<書評>『沖縄エッセイスト・クラブ 作品集40』 文章のフリートーク27選

 私はライトなお笑いファンなのだけど、時々、漫才やコントよりフリートークのほうが好きだと思うことがある。

 ネタはもちろん面白いが、どこに転ぶかわからない芸人さんのトークにひかれてしまうのだ(上岡さんと鶴瓶さんの『パペポTV』は最高でした)。これを文芸書にたとえるなら、漫才・コントが小説で、フリートークはエッセイといったところか。

 『沖縄エッセイスト・クラブ作品集40』は、文章のフリートークが27通りも楽しめる。

 最初のエッセイは石川キヨ子さんの「Aサインバーがあった頃」だ。

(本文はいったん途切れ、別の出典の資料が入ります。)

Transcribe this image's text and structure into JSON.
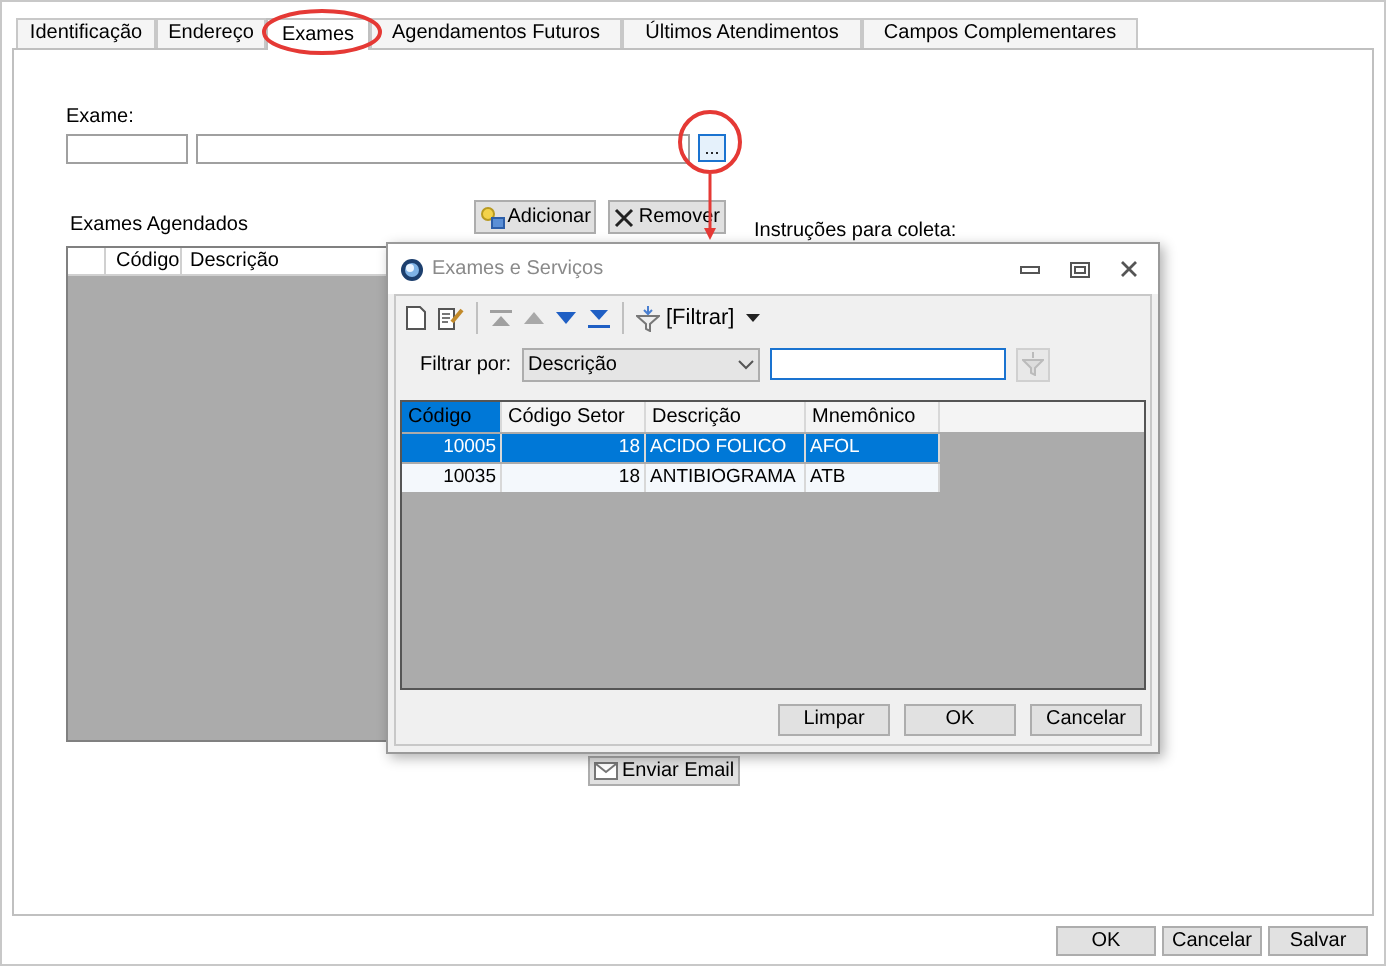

18歳で1人神戸行きの船に乗った彼女は、着いて早々、迎えが来ていないというトラブルに見舞われる。幸い、那覇から乗船した大学生のお兄さんに助けてもらい、従兄の家に着くことができた。

 石川さんは就職口を決めずに神戸に来ていた。美容師見習いとして住み込みの働き口を見つけたからよかったものの、度胸が良すぎる。

 働きながら資格を取った石川さんは、普天間のすずらん通りで美容室を経営した。Aサインバーで働く女性たちとのやりとりが興味深い。子供を預けてそのまま帰って来なかった女性のエピソードは、映画かドラマのようだった。たった1編のエッセイで人生を一周したような気持ちになった。

 大城盛光さんの「窮すれば」は、戦後の捕虜生活を描いたものだ。徐々に収容所の配給が減ってきたため、草の葉や木の新芽などを摘み、食料にした。塩がなくなると、遠くの海岸まで一斗缶を持っていき、海水をくんでくる。その後、一昼夜炊いて茶わん1杯ほどの塩を作ることに成功した。

 彼らはソテツだって食べる。その頃には毒を抜いて、安全な料理が作れるようになっていた。過去のソテツ地獄に学んだのだ。

 その他、「本土復帰と私の仕事」(金城弘子さん)や「楽しい歌、悲しい歌」(久里しえさん)などが心に残った。27人の書き手はいずれも個性豊かで、その生きざまに圧倒されっぱなしだった。休憩を取りながら読むことをおすすめする。

(赤星十四三・小説家)
 沖縄エッセイスト・クラブ 1983年以降、年に1回、エッセイ集を発刊。今号には会員27人が寄稿した。まえがきではロシアのウクライナ侵攻による世界情勢の変化に触れ、「何かを書かずにはいられない」と記している。